Kids Are Learning to Conserve Water

July 1, 2019 by Carlos Placencia

Ruthanne “Rudi” Thompson Is No Stranger to Utility Bills

In the past 13 years alone, the UNT College of Science associate professor has secured more than $7 million in funding from the City of Dallas to examine water usage data on thousands of homes with Dallas zip codes – allowing her to study and correlate the effects of education on changing behavior.

A “bill collector,” in her own right, each month Thompson and her team receive the bills’ raw data – no personal information is included – for the Environmental Education Initiative, a unique program sponsored by the City of Dallas program that’s saved billions of gallons of water from going down the drain.

The award-winning program is teaching young water users how to conserve and responsibly use this valuable resource. The initiative is led by Thompson, who works with teachers throughout Dallas to teach students in Pre-K through 5th grade about conservation through hands-on activities such as building mini aquifers in cups, creating water filtration devices and singing songs about the urban water cycle. They also get at-home tools, such as a miniature timer that lets kids measure and calculate how much water they save when turning the water off while brushing their teeth.

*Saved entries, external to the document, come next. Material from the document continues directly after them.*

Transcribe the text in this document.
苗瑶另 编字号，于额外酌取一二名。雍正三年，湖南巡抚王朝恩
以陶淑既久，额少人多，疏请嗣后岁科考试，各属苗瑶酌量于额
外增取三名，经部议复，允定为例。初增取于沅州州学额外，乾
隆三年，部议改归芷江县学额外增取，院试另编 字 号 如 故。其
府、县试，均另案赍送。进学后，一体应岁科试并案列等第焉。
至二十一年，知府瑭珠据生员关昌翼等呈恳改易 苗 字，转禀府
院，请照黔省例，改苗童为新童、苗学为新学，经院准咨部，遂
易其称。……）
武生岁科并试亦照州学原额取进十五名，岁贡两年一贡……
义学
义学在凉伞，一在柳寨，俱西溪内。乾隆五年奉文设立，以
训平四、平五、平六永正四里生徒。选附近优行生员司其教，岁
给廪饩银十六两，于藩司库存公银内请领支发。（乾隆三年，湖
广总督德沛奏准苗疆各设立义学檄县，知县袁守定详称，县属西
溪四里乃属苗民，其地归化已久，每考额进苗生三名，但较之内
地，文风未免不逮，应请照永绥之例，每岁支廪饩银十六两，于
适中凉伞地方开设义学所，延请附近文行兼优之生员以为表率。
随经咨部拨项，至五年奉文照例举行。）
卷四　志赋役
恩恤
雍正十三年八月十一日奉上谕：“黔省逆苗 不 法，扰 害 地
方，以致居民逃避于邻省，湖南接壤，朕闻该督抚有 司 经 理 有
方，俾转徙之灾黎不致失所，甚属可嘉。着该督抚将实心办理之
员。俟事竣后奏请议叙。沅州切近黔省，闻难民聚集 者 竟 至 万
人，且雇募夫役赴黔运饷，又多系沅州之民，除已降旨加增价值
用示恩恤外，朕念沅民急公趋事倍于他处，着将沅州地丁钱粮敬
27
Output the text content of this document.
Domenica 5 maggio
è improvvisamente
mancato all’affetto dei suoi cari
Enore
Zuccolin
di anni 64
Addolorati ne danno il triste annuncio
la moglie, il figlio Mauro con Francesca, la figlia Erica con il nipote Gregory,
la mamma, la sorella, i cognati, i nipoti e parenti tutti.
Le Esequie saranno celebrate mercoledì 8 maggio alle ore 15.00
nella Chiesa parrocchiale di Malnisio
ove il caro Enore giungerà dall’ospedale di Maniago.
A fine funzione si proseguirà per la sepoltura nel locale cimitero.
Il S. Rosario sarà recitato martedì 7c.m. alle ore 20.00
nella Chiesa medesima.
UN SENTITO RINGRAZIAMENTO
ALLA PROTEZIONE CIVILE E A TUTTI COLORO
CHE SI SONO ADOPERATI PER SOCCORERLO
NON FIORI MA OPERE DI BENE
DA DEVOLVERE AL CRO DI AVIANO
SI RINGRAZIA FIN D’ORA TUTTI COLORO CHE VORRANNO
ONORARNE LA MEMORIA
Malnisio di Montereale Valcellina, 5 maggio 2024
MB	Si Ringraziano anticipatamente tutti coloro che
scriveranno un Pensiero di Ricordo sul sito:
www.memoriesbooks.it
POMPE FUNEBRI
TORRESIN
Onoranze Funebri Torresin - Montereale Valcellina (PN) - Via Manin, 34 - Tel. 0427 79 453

The program’s efforts are paying off. Each drop of water saved is a drop that doesn’t have to be cleaned at a treatment plant. Those drops can quickly add up to financial savings when factoring in the costs for equipment, maintenance, labor and other resources.

“It’s a savings of over $3 million a year and another 22-plus billion gallons in unused water for the city of Dallas,” she says. “It’s like shutting down the water treatment plant for at least 12 days every year. Our question now is to see if we can hand this off to other cities and water units.”

Most recently, Thompson received a $2 million grant renewal through 2024 from the City of Dallas, allowing her to continue her work. In total, it can be estimated that Thompson and her team, through the behavior changes tracked from residential water usage, have saved the city more than $31 million a 10-year period.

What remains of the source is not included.